The annoucement this week that Google is to collaborate with a number of the big players in the social media sphere to produce a cross-platform application API (dubbed OpenSocial) is causing a stir amongst bloggers and newsmakers alike. The opinion seems to be mixed, even at this early stage, and Facebook – virtually the only Social Network not to have agreed to take part – remain quiet on the subject at present.
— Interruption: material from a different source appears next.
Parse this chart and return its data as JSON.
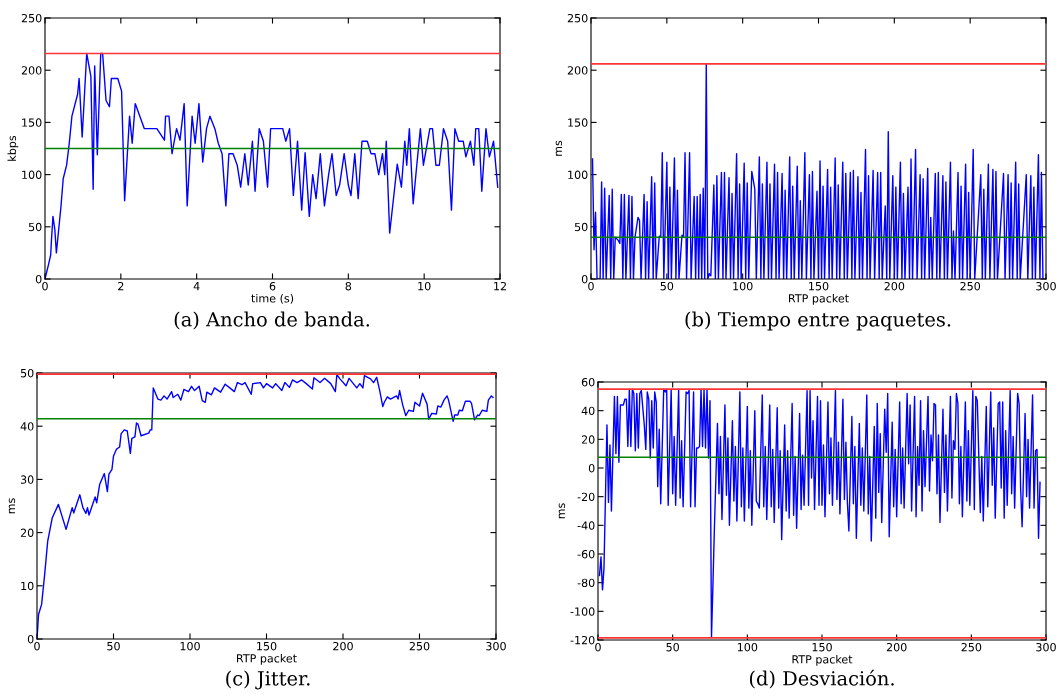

The aim of the OpenSocial API, in a nutshell, is to make it easier for developers to develop applications that work on all websites and social networks, as opposed to just one in particular. It breaks down in to three basic Api functionalitys:

  • Profile (i.e. info about the social network / blog user)
  • Friends (i.e. who they are friends with / interact with / link to)
  • Activities (i.e. events / groups / stuff they like etc)
  • MySpace, LinkedIn, Friendster and Google’s own Orkut have all agreed to take part, but the social network which popularised Social Network applications in the first place appears to have avoided jumping on the bandwagon for the time being. This may in part be due to Facebook’s recent deal with Microsoft – a deal which Google were competing to match at the time – though Google state that the deal has been over a year in the making.

    The Facebook developer platform – which has already spawned tens of thousands of applications – is a bit of a walled garden, with developers given the option to either develop using Facebook’s own mark-up, FBML and their own version of Javascript, OR to develop elsewhere and then host in iFrames. Unfortunately, and unsurprisingly, the OpenSocial API will be developed seperately to Facebooks platform, leading to the question of whether Facebook will decide to keep going on their own (and risk losing out), or to run both their own platform and the OpenSocial platform in parallel in future.

    The fact that this announcement comes just days after the big Facebook / Microsoft deal is hardly a coincidence, and some of the official company material coming from Google does sound a tiny bit (in my opinion) like they’re feeling a little wounded by the whole thing. Or you could go with the conspiracy theorist’s route and ask whether Google was ever serious about the Facebook deal, considering OpenSocial obviously took over a week to come about. But it’s early days, so who knows what will come about over the next few weeks?

    At the end of the day, only the reaction of application developers will give us a better indication of how this battle (of sorts) will pan out. It may turn out to be a big fuss over nothing…

    If you want to find out more details, Search guru Danny Sullivan has some good coverage of the announcement on his blog, and the BBC have picked it up too so the news is obviously spreading fast.